Root canal treatment was commenced. (b) A radiograph 6 months later when the patient finally returned to continue treatment shows evidence of bony repair with a return to a normal periodontal ligament space around the apex and in the furcation.

Of course, this does not mean that obturation is unimportant. It is essential for the reasons described earlier. It does prove, however, the old cliché that it is what is removed from the canal that is important, not what is put in. Similarly, Ray and Trope6 found that root-treated teeth with a poor obturation on radiograph but a good coronal restoration had a better prognosis than teeth with a good obturation but a poor restoration.
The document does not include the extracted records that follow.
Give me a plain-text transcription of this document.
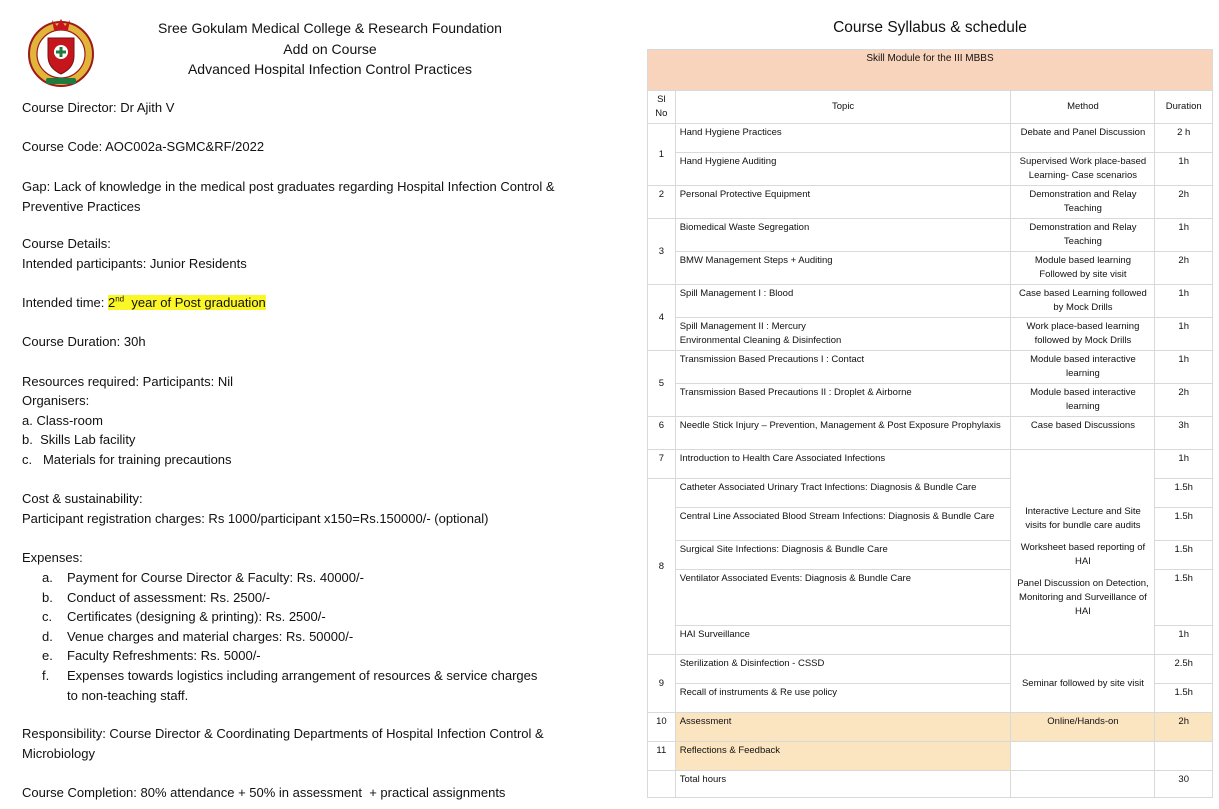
Sree Gokulam Medical College & Research Foundation
Add on Course
Advanced Hospital Infection Control Practices
Course Director: Dr Ajith V
Course Code: AOC002a-SGMC&RF/2022
Gap: Lack of knowledge in the medical post graduates regarding Hospital Infection Control & Preventive Practices
Course Details:
Intended participants: Junior Residents
Intended time: 2nd  year of Post graduation
Course Duration: 30h
Resources required: Participants: Nil
Organisers:
a. Class-room
b.  Skills Lab facility
c.   Materials for training precautions
Cost & sustainability:
Participant registration charges: Rs 1000/participant x150=Rs.150000/- (optional)
Expenses:
a. Payment for Course Director & Faculty: Rs. 40000/-
b. Conduct of assessment: Rs. 2500/-
c. Certificates (designing & printing): Rs. 2500/-
d. Venue charges and material charges: Rs. 50000/-
e. Faculty Refreshments: Rs. 5000/-
f. Expenses towards logistics including arrangement of resources & service charges to non-teaching staff.
Responsibility: Course Director & Coordinating Departments of Hospital Infection Control & Microbiology
Course Completion: 80% attendance + 50% in assessment  + practical assignments
Course Syllabus & schedule
Skill Module for the III MBBS			
Sl No	Topic	Method	Duration
1	Hand Hygiene Practices	Debate and Panel Discussion	2 h
	Hand Hygiene Auditing	Supervised Work place-based Learning- Case scenarios	1h
2	Personal Protective Equipment	Demonstration and Relay Teaching	2h
3	Biomedical Waste Segregation	Demonstration and Relay Teaching	1h
	BMW Management Steps + Auditing	Module based learning Followed by site visit	2h
4	Spill Management I : Blood	Case based Learning followed by Mock Drills	1h

	Spill Management II : Mercury
Environmental Cleaning & Disinfection	Work place-based learning followed by Mock Drills	1h
5	Transmission Based Precautions I : Contact	Module based interactive learning	1h
	Transmission Based Precautions II : Droplet & Airborne	Module based interactive learning	2h
6	Needle Stick Injury – Prevention, Management & Post Exposure Prophylaxis	Case based Discussions	3h
7	Introduction to Health Care Associated Infections	Interactive Lecture and Site visits for bundle care audits
Worksheet based reporting of HAI
Panel Discussion on Detection, Monitoring and Surveillance of HAI	1h
8	Catheter Associated Urinary Tract Infections: Diagnosis & Bundle Care		1.5h
	Central Line Associated Blood Stream Infections: Diagnosis & Bundle Care		1.5h
	Surgical Site Infections: Diagnosis & Bundle Care		1.5h
	Ventilator Associated Events: Diagnosis & Bundle Care		1.5h
	HAI Surveillance		1h
9	Sterilization & Disinfection - CSSD	Seminar followed by site visit	2.5h
	Recall of instruments & Re use policy		1.5h
10	Assessment	Online/Hands-on	2h
11	Reflections & Feedback		
	Total hours		30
The majority of root canal sealers are soluble and their only function is to fill the minute spaces between the wall of the root canal and the root filling material. Their importance, judged by the number of products advertised in the dental press, has been over-emphasized. Despite much research, gutta-percha remains the root filling of choice, although it is recognized that a biologically inert, insoluble and injectable paste may be better suited for obturation of the root canal. Most of the new root canal filling techniques are concerned with methods of heating gutta-percha, making it softer and easier to adapt to the irregular shape of the canal wall. It must be emphasized, however, that, whatever the obturation system used, if the root canal system has not been adequately cleaned healing may not occur (Fig. 3).

Figure 3
figure 3

A radiograph of tooth LL7 (37) showing a root canal treatment carried out 12 months previously, with what appears to be an effective obturation yet no evidence of healing of the periradicular lesion.

Finally, lesions of endodontic origin which appear radiographically as areas of radiolucency around the apices or lateral aspects of the roots of teeth are, in the majority of cases, sterile.7,8 The lesions are the result of toxins produced by microorganisms lying within the root canal system. This finding suggests that the removal of microorganisms from the root canal followed by root filling is the first treatment of choice, and that periradicular surgery, including an apicectomy with a retrograde filling, can only be second best.9 Apicectomy with a retrograde filling at the apex is carried out in the hope of merely incarcerating microorganisms within the tooth, but does not take into account the fact that approximately 50% of teeth have at least one lateral canal. The long-term success rate of apicectomy must inevitably be lower than orthograde root treatment.

In summary, the principles of treatment of the disease of periapical periodontitis are as follows.

Shape: Produce a gradual smooth taper in the root canal with its widest part coronally and the narrowest part at the apical constriction, which, as discussed in Part 4, is normally about 1 mm short of the apex.

Clean: Use antimicrobial agents to remove microorganisms and pulpal debris from the entire root canal system.

Fill: Obturate the canal system with an inert, insoluble filling material.